Key points for patient education
Teach about the important drug interactions
Educate about food interactions (including information about outdated dietary advice)
Stress the importance of notifying other healthcare professionals about the drug (doctors, pharmacists, dentists, etc)
Which is the best MAOI to start with? Tranylcypromine and phenelzine are often considered the first-line choices in the MAOI class, but opinions vary, and we lack extensive head-to-head comparison data. Phenelzine is the best-studied MAOI for atypical depression and is currently the most affordable MAOI. Other experts recommend tranylcypromine, which is less likely to cause weight gain or sedation than the other 2 classic MAOIs.
Transdermal selegiline may have a different niche. Although its favorable side effect profile makes it an attractive option, it lacks research in the types of depression that typically draw us toward MAOIs: atypical and TRD.

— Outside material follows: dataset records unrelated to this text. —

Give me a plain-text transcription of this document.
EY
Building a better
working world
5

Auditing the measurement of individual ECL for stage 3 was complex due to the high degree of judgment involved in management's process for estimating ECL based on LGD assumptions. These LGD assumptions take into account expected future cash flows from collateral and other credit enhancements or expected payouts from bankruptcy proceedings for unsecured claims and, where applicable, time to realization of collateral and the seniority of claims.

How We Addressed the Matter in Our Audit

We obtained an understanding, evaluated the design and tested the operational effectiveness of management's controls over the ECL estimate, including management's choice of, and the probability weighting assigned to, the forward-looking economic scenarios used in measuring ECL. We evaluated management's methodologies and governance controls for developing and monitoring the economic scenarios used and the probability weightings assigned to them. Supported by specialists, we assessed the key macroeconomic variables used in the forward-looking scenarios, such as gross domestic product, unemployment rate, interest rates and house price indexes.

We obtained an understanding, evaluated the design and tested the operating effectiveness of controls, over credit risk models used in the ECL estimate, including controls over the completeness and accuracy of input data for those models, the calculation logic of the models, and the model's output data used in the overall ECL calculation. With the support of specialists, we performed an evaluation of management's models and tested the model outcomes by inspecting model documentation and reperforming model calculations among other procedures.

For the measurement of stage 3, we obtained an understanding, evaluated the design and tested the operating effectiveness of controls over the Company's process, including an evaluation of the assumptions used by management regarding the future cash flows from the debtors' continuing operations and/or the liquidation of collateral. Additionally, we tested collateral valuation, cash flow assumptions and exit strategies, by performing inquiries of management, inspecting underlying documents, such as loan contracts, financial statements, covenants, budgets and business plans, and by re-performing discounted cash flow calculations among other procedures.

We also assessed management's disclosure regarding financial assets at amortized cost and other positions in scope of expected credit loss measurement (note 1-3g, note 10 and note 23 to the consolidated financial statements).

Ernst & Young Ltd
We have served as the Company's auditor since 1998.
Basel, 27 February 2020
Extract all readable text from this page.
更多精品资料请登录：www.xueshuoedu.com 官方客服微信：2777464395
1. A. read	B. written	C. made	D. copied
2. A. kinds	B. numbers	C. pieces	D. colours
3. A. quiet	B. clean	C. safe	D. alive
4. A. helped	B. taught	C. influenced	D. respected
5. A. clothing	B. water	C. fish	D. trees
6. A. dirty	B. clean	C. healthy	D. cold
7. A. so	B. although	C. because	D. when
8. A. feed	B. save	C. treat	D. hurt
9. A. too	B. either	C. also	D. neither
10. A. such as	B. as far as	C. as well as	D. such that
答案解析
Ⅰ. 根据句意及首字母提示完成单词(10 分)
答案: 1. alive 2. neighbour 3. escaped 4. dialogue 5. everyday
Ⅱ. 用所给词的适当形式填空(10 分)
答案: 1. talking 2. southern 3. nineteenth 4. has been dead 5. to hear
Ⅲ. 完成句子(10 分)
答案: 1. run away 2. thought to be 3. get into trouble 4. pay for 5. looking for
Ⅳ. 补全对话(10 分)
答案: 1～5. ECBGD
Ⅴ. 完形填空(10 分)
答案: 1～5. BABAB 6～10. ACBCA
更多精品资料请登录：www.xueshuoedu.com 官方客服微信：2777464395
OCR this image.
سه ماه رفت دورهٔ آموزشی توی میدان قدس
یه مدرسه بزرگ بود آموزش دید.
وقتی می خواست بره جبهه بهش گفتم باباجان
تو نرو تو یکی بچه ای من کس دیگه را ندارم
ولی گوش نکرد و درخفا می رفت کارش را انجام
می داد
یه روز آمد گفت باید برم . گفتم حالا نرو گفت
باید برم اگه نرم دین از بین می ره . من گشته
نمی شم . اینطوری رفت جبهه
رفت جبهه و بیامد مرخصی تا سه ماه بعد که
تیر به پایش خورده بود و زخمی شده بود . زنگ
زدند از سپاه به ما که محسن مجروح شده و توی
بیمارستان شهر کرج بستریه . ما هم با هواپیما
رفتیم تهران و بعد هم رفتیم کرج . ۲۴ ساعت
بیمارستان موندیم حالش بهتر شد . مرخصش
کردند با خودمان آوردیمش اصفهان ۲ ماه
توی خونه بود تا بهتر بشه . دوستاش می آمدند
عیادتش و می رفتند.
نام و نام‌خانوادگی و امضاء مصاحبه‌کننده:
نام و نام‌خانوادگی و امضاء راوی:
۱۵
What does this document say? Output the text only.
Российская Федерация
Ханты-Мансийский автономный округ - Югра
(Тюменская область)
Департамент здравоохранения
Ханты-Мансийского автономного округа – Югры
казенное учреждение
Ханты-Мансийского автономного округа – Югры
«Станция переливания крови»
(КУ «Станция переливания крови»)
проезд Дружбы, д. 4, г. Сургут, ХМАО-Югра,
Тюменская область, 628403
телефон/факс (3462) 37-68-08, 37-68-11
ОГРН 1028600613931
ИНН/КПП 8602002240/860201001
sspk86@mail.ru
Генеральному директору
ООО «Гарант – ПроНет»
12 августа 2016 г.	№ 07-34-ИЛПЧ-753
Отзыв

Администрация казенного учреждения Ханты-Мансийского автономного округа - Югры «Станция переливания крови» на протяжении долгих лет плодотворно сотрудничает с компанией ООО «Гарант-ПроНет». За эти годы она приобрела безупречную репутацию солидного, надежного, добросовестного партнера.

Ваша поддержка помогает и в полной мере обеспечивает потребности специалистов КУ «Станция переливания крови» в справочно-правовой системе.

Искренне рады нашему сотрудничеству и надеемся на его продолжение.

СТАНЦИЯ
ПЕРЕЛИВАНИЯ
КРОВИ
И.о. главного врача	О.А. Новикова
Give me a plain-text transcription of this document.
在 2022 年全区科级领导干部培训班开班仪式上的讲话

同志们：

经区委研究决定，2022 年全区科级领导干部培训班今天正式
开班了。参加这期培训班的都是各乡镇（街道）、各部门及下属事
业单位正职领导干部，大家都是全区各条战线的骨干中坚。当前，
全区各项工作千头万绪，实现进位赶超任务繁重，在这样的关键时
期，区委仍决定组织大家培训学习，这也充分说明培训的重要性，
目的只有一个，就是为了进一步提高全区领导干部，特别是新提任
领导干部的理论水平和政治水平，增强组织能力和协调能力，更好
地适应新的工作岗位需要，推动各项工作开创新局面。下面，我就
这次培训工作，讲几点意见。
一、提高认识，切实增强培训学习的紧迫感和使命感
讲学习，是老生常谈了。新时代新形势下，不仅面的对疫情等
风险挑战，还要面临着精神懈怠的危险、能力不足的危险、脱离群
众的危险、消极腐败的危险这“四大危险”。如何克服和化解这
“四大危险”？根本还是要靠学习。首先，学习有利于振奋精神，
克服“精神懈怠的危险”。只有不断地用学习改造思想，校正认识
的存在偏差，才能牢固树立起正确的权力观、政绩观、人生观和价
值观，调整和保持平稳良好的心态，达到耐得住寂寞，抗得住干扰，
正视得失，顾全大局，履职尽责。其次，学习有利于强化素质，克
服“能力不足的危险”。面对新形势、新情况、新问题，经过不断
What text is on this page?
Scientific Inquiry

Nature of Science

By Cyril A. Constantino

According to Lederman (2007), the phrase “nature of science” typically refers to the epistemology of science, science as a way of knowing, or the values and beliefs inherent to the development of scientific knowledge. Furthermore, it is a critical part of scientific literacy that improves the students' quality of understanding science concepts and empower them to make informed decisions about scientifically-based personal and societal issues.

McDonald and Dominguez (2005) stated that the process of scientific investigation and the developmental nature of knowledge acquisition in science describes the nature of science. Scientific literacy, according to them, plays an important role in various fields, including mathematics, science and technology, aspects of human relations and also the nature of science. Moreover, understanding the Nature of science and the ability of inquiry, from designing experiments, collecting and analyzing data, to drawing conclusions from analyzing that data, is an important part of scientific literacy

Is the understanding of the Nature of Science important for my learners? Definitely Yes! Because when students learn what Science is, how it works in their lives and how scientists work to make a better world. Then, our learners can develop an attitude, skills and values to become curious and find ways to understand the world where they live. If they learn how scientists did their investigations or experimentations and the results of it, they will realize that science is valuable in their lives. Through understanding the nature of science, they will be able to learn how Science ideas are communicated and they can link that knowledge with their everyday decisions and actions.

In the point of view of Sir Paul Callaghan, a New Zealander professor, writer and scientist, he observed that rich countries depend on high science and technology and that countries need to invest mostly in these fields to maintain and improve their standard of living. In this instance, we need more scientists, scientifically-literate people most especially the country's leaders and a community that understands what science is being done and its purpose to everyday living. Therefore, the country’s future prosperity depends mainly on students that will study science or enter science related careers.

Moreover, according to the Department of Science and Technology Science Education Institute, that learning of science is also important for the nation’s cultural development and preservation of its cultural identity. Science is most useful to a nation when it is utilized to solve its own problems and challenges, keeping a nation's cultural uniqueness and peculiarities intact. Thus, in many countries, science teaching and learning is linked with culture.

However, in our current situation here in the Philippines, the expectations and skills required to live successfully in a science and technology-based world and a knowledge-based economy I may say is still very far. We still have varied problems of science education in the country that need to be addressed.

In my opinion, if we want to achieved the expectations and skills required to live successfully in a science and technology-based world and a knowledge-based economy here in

Dosing Start at the lowest dose and titrate slowly (every 3–7 days). But remember that MAOIs have a dose-dependent response, so if the patient has not achieved an adequate response to initial therapy, a higher dose might help.
Managing side effects Orthostasis can be a problematic side effect. Remedies include dose reduction, increasing fluid intake (8 glasses of water a day), support stockings, and lowering concurrent antihypertensives. In severe cases, fludrocortisone can be used (0.5 mg 1–2 PO Q6hr PRN).
Insomnia may improve by shifting the dose to morning or using a hypnotic (all the FDA-approved options are safe with MAOIs except for doxepin/Silenor).
Discontinuation Rarely, abrupt discontinuation of an MAOI triggers psychotic delirium, so they should be tapered slowly over 2 weeks. Wait another 2 weeks after discontinuation before lifting the dietary and drug restrictions or starting a new antidepressant (including another MAOI).
What about augmentation? Therapy with MAOIs can be augmented with several drugs. Lithium has the most evidence, and second-generation antipsychotics (except ziprasidone) can also be used. Augmentation with other psychotropics is more controversial, but a literature review suggests it may be feasible with careful monitoring. The evidence is sparse, but the best studied options are the psychostimulants, trazodone (for insomnia), and certain tricyclics (especially trimipramine). Highly serotonergic medications (eg, SSRIs, SNRIs, clomipramine) should be avoided completely (Thomas SJ et al, Pharmacotherapy 2015;35(4):433–449).
TCPR’s Take When patients have not recovered fully on an antidepressant, MAOIs are worth considering. In atypical depression, MAOIs hold the unique distinction of being more effective than another class of ADs. They should always be part of the conversation in treatment-resistant depression and treatment-resistant anxiety disorders.
MAOIs are much simpler to use than their reputation suggests. They are reasonably well-tolerated, and their drug interactions and dietary restrictions are not overly burdensome for most of the patients who take them.